O verdadeiro talento de Glass foi entender as limitações de uma publicação para verificar e confirmar dados. Como já pertencera à equipe que checava fatos numa revista, sabia como enganar essa verificação e bajular editores para que confiassem nele. "O que há de cinematográfico nisso?", pergunta Mathews.
Hayden Christensen, o jovem Darth Vader de Star Wars, protagonista da futura fita, diz que o filme não vai glamourizar Glass ? "mas certamente vai, porque não está sendo feito para treinamento de estudantes de Jornalismo", lamenta o articulista. Jornalistas sempre interessaram roteiristas de cinema ? freqüentemente sob o estereótipo do intelectual beberrão. Poucos mostraram o melhor da profissão, como Todos os homens do presidente, de Alan J. Pakula, que mostra os detalhes do trabalho tedioso de Bob Woodward e Carl Bernstein no caso Watergate. Gritos do silêncio, de Roland Joffe, dramatiza as experiências do repórter do New York Times Sydney Schanberg, ganhador do Pulitzer, no Camboja de Pol Pot.
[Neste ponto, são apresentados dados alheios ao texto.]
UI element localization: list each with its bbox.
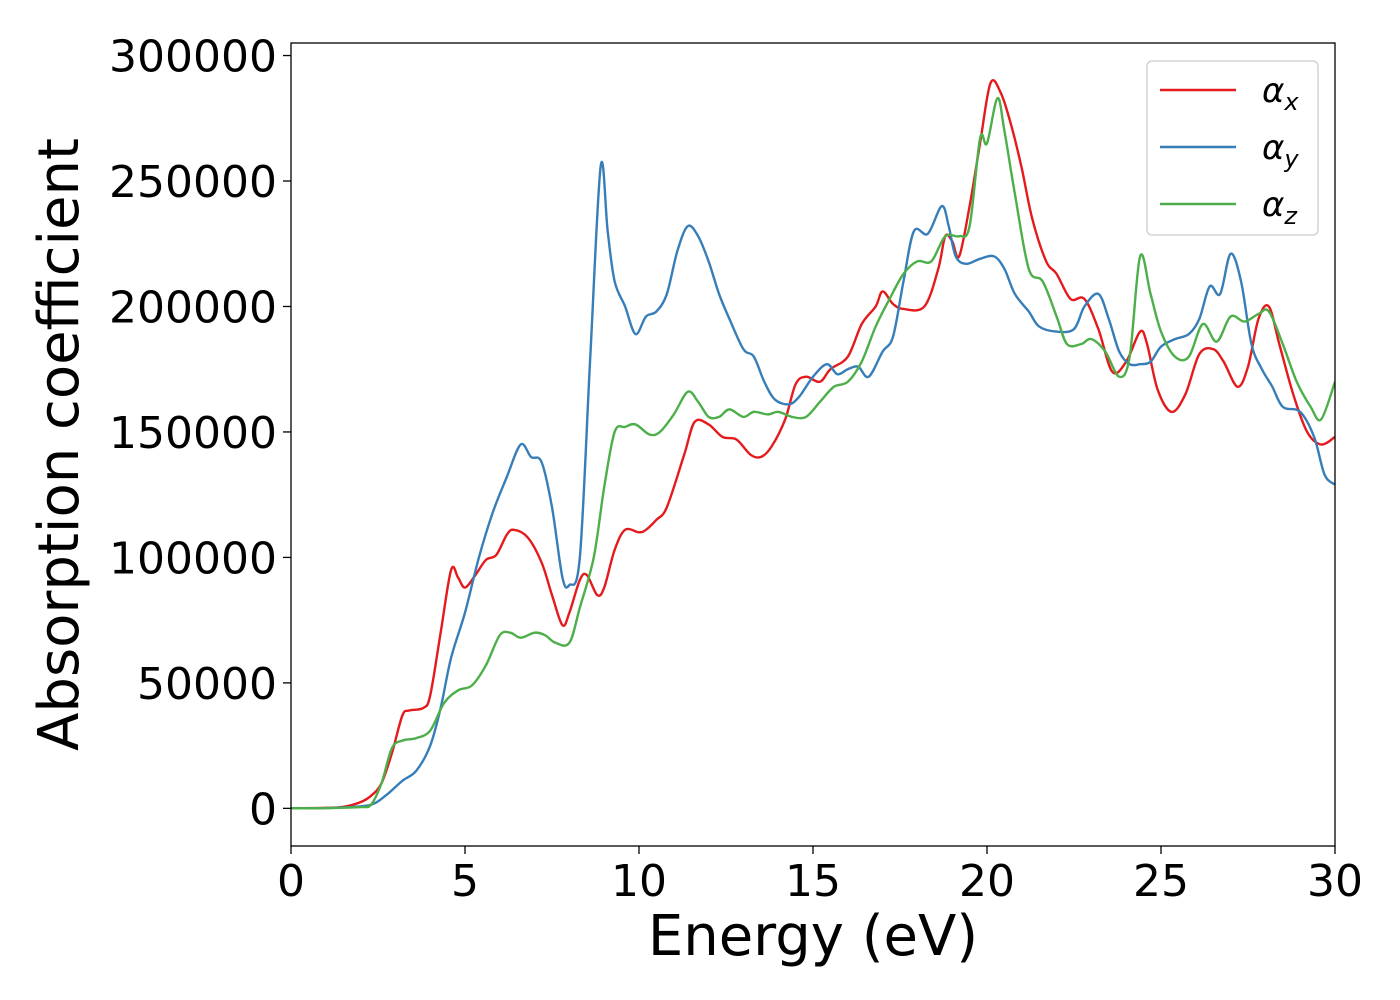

Missing, O ano em que vivemos em perigo e Sob fogo cerrado exploram honestamente os riscos enfrentados por correspondentes.
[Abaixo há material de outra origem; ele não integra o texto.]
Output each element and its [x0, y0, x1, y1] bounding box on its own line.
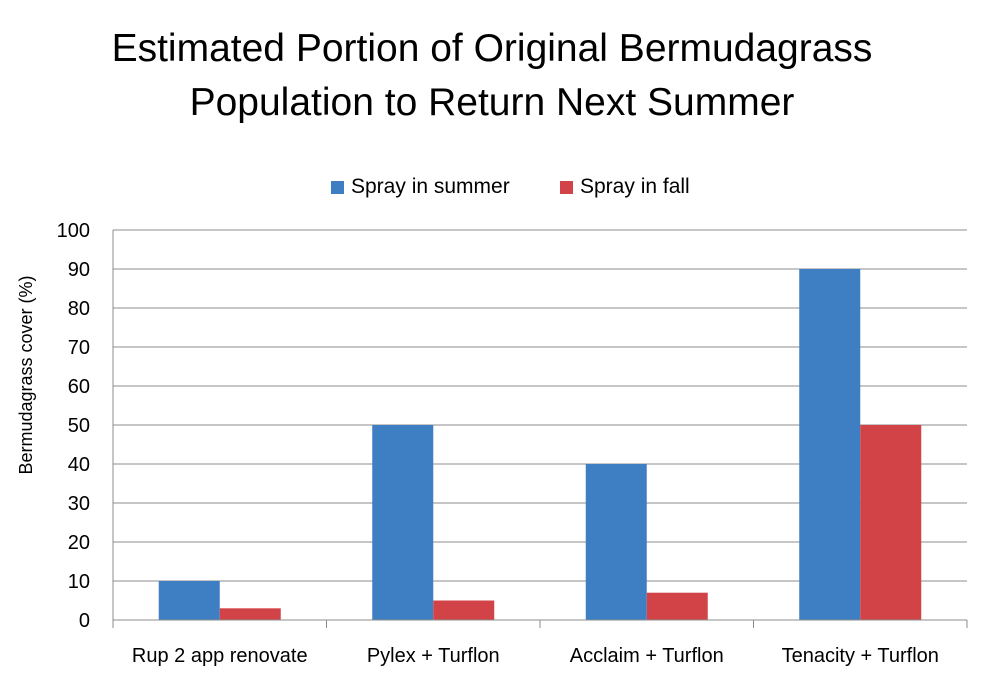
chart-title: Estimated Portion of Original Bermudagra…	[0, 22, 984, 130]
y-tick-labels: 0 10 20 30 40 50 60 70 80 90 100	[57, 220, 90, 632]
chart-title-line-1: Estimated Portion of Original Bermudagra…	[111, 27, 873, 70]
bar-spray-in-summer-acclaim-turflon	[585, 464, 647, 620]
y-tick-label-20: 20	[68, 532, 90, 554]
x-category-label-pylex-turflon: Pylex + Turflon	[367, 645, 500, 667]
y-axis-label: Bermudagrass cover (%)	[16, 275, 36, 474]
axes	[112, 230, 968, 628]
legend-label-spray-in-fall: Spray in fall	[580, 175, 690, 198]
bar-spray-in-summer-pylex-turflon	[372, 425, 434, 620]
x-category-label-acclaim-turflon: Acclaim + Turflon	[570, 645, 724, 667]
x-category-labels: Rup 2 app renovate Pylex + Turflon Acclaim…	[132, 645, 939, 667]
y-tick-label-40: 40	[68, 454, 90, 476]
y-tick-label-50: 50	[68, 415, 90, 437]
bars	[158, 269, 922, 620]
bar-spray-in-fall-tenacity-turflon	[860, 425, 922, 620]
y-tick-label-100: 100	[57, 220, 90, 242]
bar-spray-in-fall-acclaim-turflon	[646, 592, 708, 620]
legend-item-spray-in-fall: Spray in fall	[560, 172, 690, 202]
legend-item-spray-in-summer: Spray in summer	[331, 172, 510, 202]
legend-label-spray-in-summer: Spray in summer	[351, 175, 510, 198]
x-category-label-rup-2-app-renovate: Rup 2 app renovate	[132, 645, 308, 667]
y-tick-label-60: 60	[68, 376, 90, 398]
legend-swatch-spray-in-fall	[560, 180, 573, 194]
chart-title-line-2: Population to Return Next Summer	[189, 81, 795, 124]
bar-spray-in-summer-tenacity-turflon	[799, 269, 861, 620]
bar-spray-in-summer-rup-2-app-renovate	[158, 581, 220, 620]
y-tick-label-90: 90	[68, 259, 90, 281]
legend-swatch-spray-in-summer	[331, 180, 344, 194]
bar-spray-in-fall-pylex-turflon	[433, 600, 495, 620]
chart-legend: Spray in summer Spray in fall	[0, 172, 984, 202]
y-tick-label-0: 0	[79, 610, 90, 632]
y-tick-label-70: 70	[68, 337, 90, 359]
x-category-label-tenacity-turflon: Tenacity + Turflon	[782, 645, 939, 667]
y-tick-label-80: 80	[68, 298, 90, 320]
y-tick-label-30: 30	[68, 493, 90, 515]
bar-spray-in-fall-rup-2-app-renovate	[219, 608, 281, 620]
y-tick-label-10: 10	[68, 571, 90, 593]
Não faltam histórias de jornalistas que minam sua profissão. "Que tal Cooked Cooke (cozinheira cozida), a história de Janet Cooke, repórter do Washington Post obrigada a devolver seu Pulitzer depois de confessar que sua reportagem vencedora, sobre uma menina de 8 anos viciada em heroína, era uma invenção?", ironiza. E ninguém filmou ainda Cleaved Cliff (pedra rachada), sobre a falsa biografia de Howard Hughes escrita por Clifford Irving. "Filmes que põem os holofotes sobre os Stephen Glasses encorajam sua inclinação para a fraude."